Партизаны ворвались в село в предвечерних сумерках, полицаи удрали огородами, староста же промешкал. Кинулся было в бег, а три партизана уже во дворе, автоматы нацелены в грудь. У него так и подкосились ноги. Здоровенный, крепкий мужик, но тут не может подняться, ему: «Встать!» – а он оседает, ползает на коленях, пытается схватить сапоги стоящих над ним, поцеловать: он все сделает, что прикажете, только не убивайте.

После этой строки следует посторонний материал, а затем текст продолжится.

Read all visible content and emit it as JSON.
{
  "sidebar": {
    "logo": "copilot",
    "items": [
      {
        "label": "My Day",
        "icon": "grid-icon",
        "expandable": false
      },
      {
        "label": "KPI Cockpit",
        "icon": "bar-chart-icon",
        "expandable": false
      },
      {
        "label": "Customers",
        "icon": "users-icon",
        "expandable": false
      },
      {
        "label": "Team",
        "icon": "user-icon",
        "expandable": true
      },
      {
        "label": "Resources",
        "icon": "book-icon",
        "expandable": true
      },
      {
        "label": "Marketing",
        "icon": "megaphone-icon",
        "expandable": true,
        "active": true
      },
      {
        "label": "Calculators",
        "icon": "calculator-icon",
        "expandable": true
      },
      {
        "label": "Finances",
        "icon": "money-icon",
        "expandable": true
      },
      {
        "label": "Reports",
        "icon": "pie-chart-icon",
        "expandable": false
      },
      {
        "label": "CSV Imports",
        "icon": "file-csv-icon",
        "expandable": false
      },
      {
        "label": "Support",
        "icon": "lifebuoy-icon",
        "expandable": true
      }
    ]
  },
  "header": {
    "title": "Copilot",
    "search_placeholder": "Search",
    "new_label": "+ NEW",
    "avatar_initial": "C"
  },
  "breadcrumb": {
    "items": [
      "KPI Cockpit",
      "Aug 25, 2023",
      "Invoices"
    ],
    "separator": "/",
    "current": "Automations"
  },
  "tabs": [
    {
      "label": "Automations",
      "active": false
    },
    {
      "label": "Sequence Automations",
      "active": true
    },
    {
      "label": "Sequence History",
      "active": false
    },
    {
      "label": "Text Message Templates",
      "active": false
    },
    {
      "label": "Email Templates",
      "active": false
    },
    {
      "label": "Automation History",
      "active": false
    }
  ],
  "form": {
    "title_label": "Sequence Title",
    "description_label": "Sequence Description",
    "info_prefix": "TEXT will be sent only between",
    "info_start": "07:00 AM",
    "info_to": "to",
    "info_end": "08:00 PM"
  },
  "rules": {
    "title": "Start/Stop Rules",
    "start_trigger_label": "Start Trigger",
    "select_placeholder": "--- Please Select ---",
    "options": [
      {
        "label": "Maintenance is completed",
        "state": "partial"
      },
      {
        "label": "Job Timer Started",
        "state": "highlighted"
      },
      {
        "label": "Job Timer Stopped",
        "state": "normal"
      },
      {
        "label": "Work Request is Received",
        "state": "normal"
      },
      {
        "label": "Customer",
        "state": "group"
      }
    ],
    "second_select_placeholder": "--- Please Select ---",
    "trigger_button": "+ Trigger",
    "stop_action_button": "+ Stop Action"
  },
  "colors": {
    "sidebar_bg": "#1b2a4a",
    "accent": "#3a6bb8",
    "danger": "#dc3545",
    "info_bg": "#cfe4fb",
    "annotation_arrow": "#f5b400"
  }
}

Ну, и в слезах да соплях весь, трясется, как осиновый лист, из хаты высыпали дети, таращат глазенята на отца. Живодер, а как держать ответ – обмочился. Когда его под руки поволокли со двора, от него и впрямь понесло мочой. Времени было в обрез, предателя надо было кончать, но Скворцов приказал: не здесь, уведите от детей. И приказал: не вешать, расстрелять. Подумал с горечью: «Единственное, что могу сделать для его пацанов».
– Ну, как считаешь, Петрович, дельно изложено про Ладыжца?
– Дельно, – сказал Скворцов, не вдруг осознавая, что Ладыжец – фамилия казненного старосты.
– Про подлецов пишем, а вот про хороших людей, наших помощников, к сожалению, не напишешь: наведешь фашистов на их след. А если не приводить конкретный факт с названием села, с фамилиями, то кто же поверит такой агитации. Как считаешь, Петрович?
– Согласен с тобой, – сказал Скворцов и подумал: Петровичем Емельянов стал именовать его как то незаметно, и он сам незаметно привык к этому, сугубо штатскому обращению, он, поборник субординации и уставных порядков. Он тоже иногда, под настроение, обращается к комиссару – Константин Иванович, но еще не дошел, чтобы называть Иванычем, не созрел еще. В принципе он симпатизирует Емельянову, однако подчас Константин Иванович раздражает. Это когда принимается рассказывать о своей жене и детях, что живут сейчас, он надеется, в эвакуации, на Алтае, в селе Шипуново. Он рассказывает оживляясь, с некоторым умилением, оно-то и раздражает. Скворцов тут же одергивает себя: разве можно на это злиться, просто ты в душе завидуешь. Но разве Емельянов в чем виноват? Человеку повезло. Так радуйся за товарища и будь более терпим.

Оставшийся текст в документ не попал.